Nationalists bearing the yellow-and-black imperial Russian flag
As the opposition movement gains strength, the ultranationalist groups that have joined its ranks are drawing more attention from the public — as well as the Kremlin.
Many observers of the June 12 opposition rally noted a large presence of nationalist groups — from ones carrying the yellow-and-black imperial flag, the banner of the nationalist movement, to more marginal groups like Great Russia, which sported black Nazi-style uniforms with armbands and garrison caps.
A Great Russia spokesman said after the rally that the group would continue to wear their Nazi-style uniforms, much to the dismay of moderate nationalist leaders who have distanced themselves from the fringe element.
When Ivan Mironov, 31, deputy chairman of the nationalist All-Russian People's Union, took to the stage during the rally, his emotional speech about the ruling regime's imminent demise was met with resounding applause.
But speaking from the same stage a short while later, liberal-leaning former Prime Minister Mikhail Kasyanov was booed over similar comments.
Vladimir Sungorkin, editor of the Kremlin-allied Komsomolskaya Pravda newspaper, cited the sharp contrast to rouse liberals to rally behind President Vladimir Putin.
"If the regime would fall, it's not Kasyanov who'd win, but guys like Ivan Mironov," Sungorkin said in a recent interview with the liberal Dozhd television station.
A historian by background, Mironov spent three years in pretrial detention for the attempted murder of Anatoly Chubais, the architect of Russian privatization, in 2005. He was found not guilty.
Mironov's father, Boris Mironov, was a press minister under PresidentBoris Yeltsin. He was fired for anti-Semitic remarks.
"Not every enemy of Putin is your friend," liberal politician Leonid Gozman said by phone, referring to ultranationalists at the June 12 rally. "Fascists in power are much worse than Putin."
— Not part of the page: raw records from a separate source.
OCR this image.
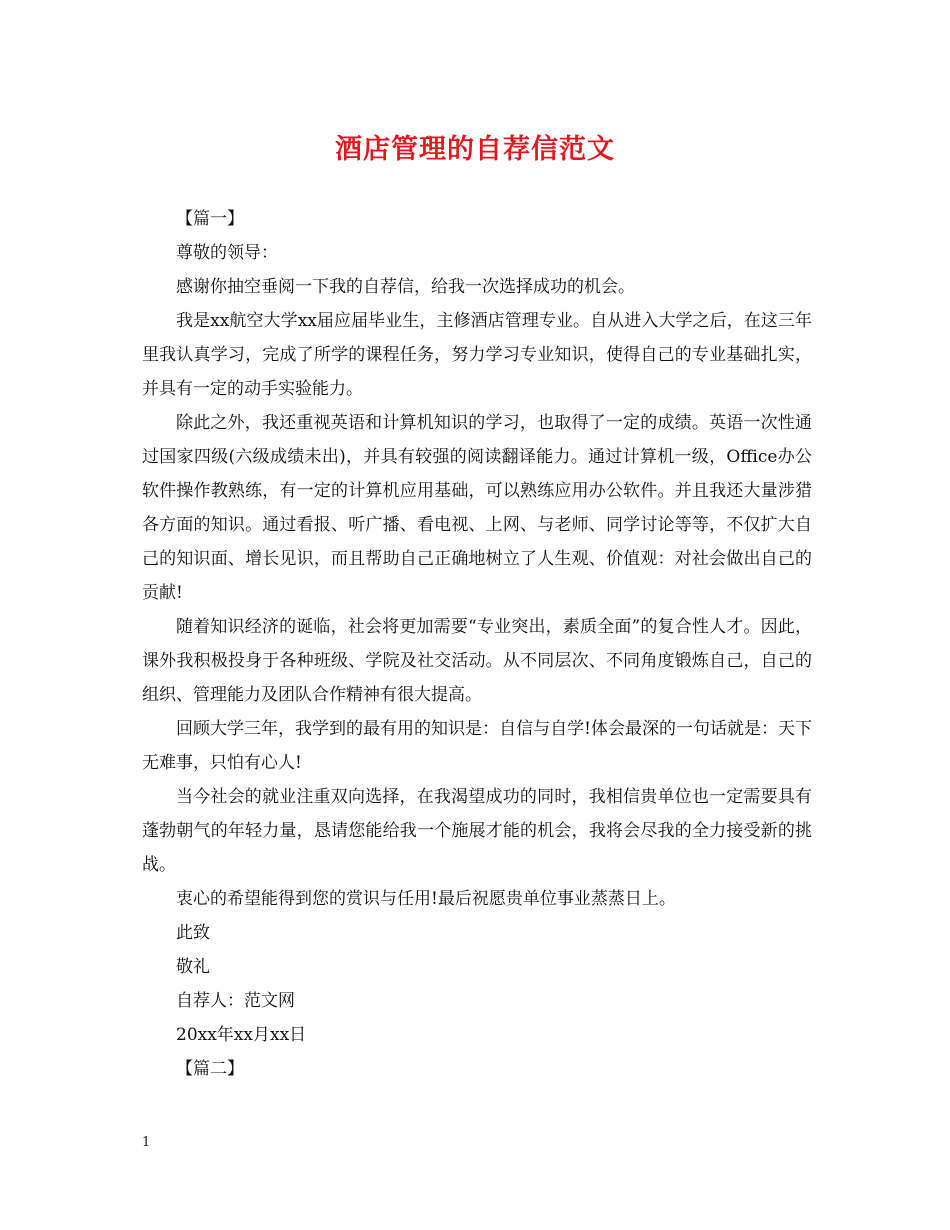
酒店管理的自荐信范文

【篇一】

尊敬的领导：

感谢你抽空垂阅一下我的自荐信，给我一次选择成功的机会。

我是xx航空大学xx届应届毕业生，主修酒店管理专业。自从进入大学之后，在这三年里我认真学习，完成了所学的课程任务，努力学习专业知识，使得自己的专业基础扎实，并具有一定的动手实验能力。

除此之外，我还重视英语和计算机知识的学习，也取得了一定的成绩。英语一次性通过国家四级(六级成绩未出)，并具有较强的阅读翻译能力。通过计算机一级，Office办公软件操作教熟练，有一定的计算机应用基础，可以熟练应用办公软件。并且我还大量涉猎各方面的知识。通过看报、听广播、看电视、上网、与老师、同学讨论等等，不仅扩大自己的知识面、增长见识，而且帮助自己正确地树立了人生观、价值观：对社会做出自己的贡献!

随着知识经济的诞临，社会将更加需要“专业突出，素质全面”的复合性人才。因此，课外我积极投身于各种班级、学院及社交活动。从不同层次、不同角度锻炼自己，自己的组织、管理能力及团队合作精神有很大提高。

回顾大学三年，我学到的最有用的知识是：自信与自学!体会最深的一句话就是：天下无难事，只怕有心人!

当今社会的就业注重双向选择，在我渴望成功的同时，我相信贵单位也一定需要具有蓬勃朝气的年轻力量，恳请您能给我一个施展才能的机会，我将会尽我的全力接受新的挑战。

衷心的希望能得到您的赏识与任用!最后祝愿贵单位事业蒸蒸日上。

此致

敬礼

自荐人：范文网

20xx年xx月xx日

【篇二】

1
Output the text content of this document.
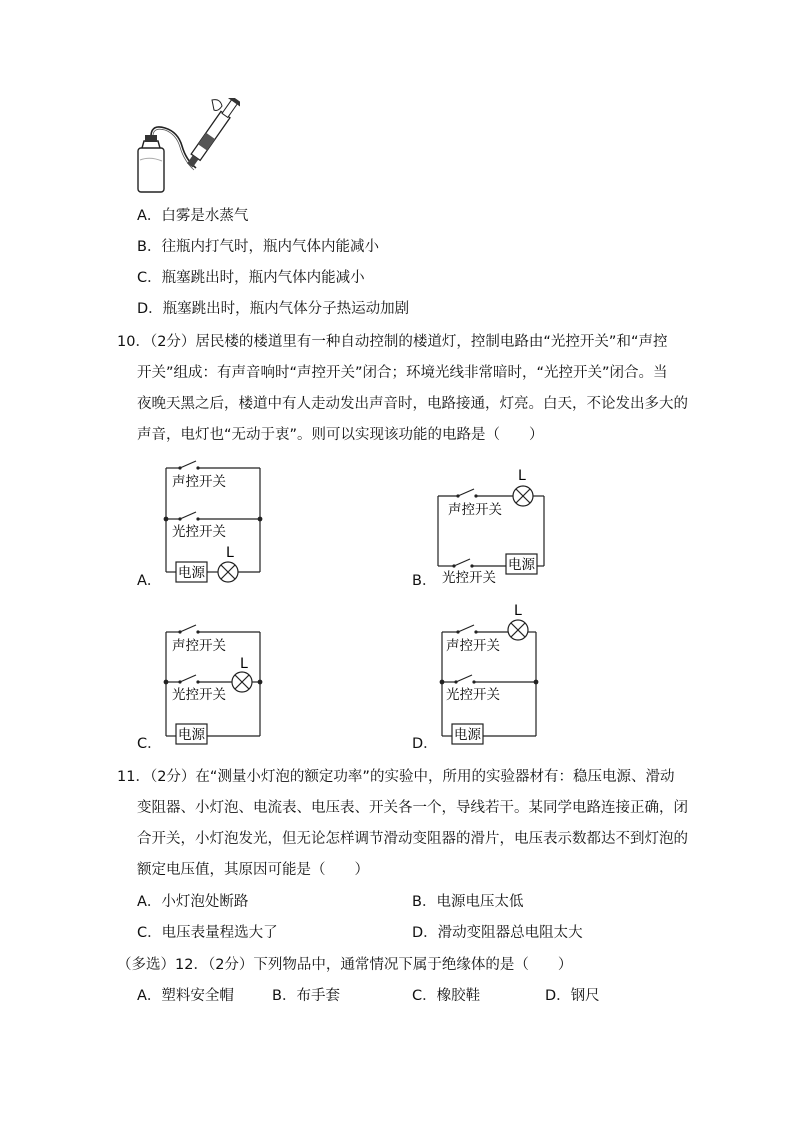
A．白雾是水蒸气
B．往瓶内打气时，瓶内气体内能减小
C．瓶塞跳出时，瓶内气体内能减小
D．瓶塞跳出时，瓶内气体分子热运动加剧
10．（2分）居民楼的楼道里有一种自动控制的楼道灯，控制电路由“光控开关”和“声控
开关”组成：有声音响时“声控开关”闭合；环境光线非常暗时，“光控开关”闭合。当
夜晚天黑之后，楼道中有人走动发出声音时，电路接通，灯亮。白天，不论发出多大的
声音，电灯也“无动于衷”。则可以实现该功能的电路是（　　）
A．
声控开关
光控开关
电源
L
B．
L
声控开关
电源
光控开关
C．
声控开关
L
光控开关
电源
D．
L
声控开关
光控开关
电源
11．（2分）在“测量小灯泡的额定功率”的实验中，所用的实验器材有：稳压电源、滑动
变阻器、小灯泡、电流表、电压表、开关各一个，导线若干。某同学电路连接正确，闭
合开关，小灯泡发光，但无论怎样调节滑动变阻器的滑片，电压表示数都达不到灯泡的
额定电压值，其原因可能是（　　）
A．小灯泡处断路	B．电源电压太低
C．电压表量程选大了	D．滑动变阻器总电阻太大
（多选）12．（2分）下列物品中，通常情况下属于绝缘体的是（　　）
A．塑料安全帽	B．布手套	C．橡胶鞋	D．钢尺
The Kremlin genuinely fears the rise of ultranationalist groups, which have the potential to sow mass disharmony throughout a nation already divided about the staying power of the ruling regime.
Though in the past the Kremlin has used ultranationalists to its advantage in election years, like when it hurriedly formed the Rodina party in 2003, it has been careful to prevent them from gaining too much power.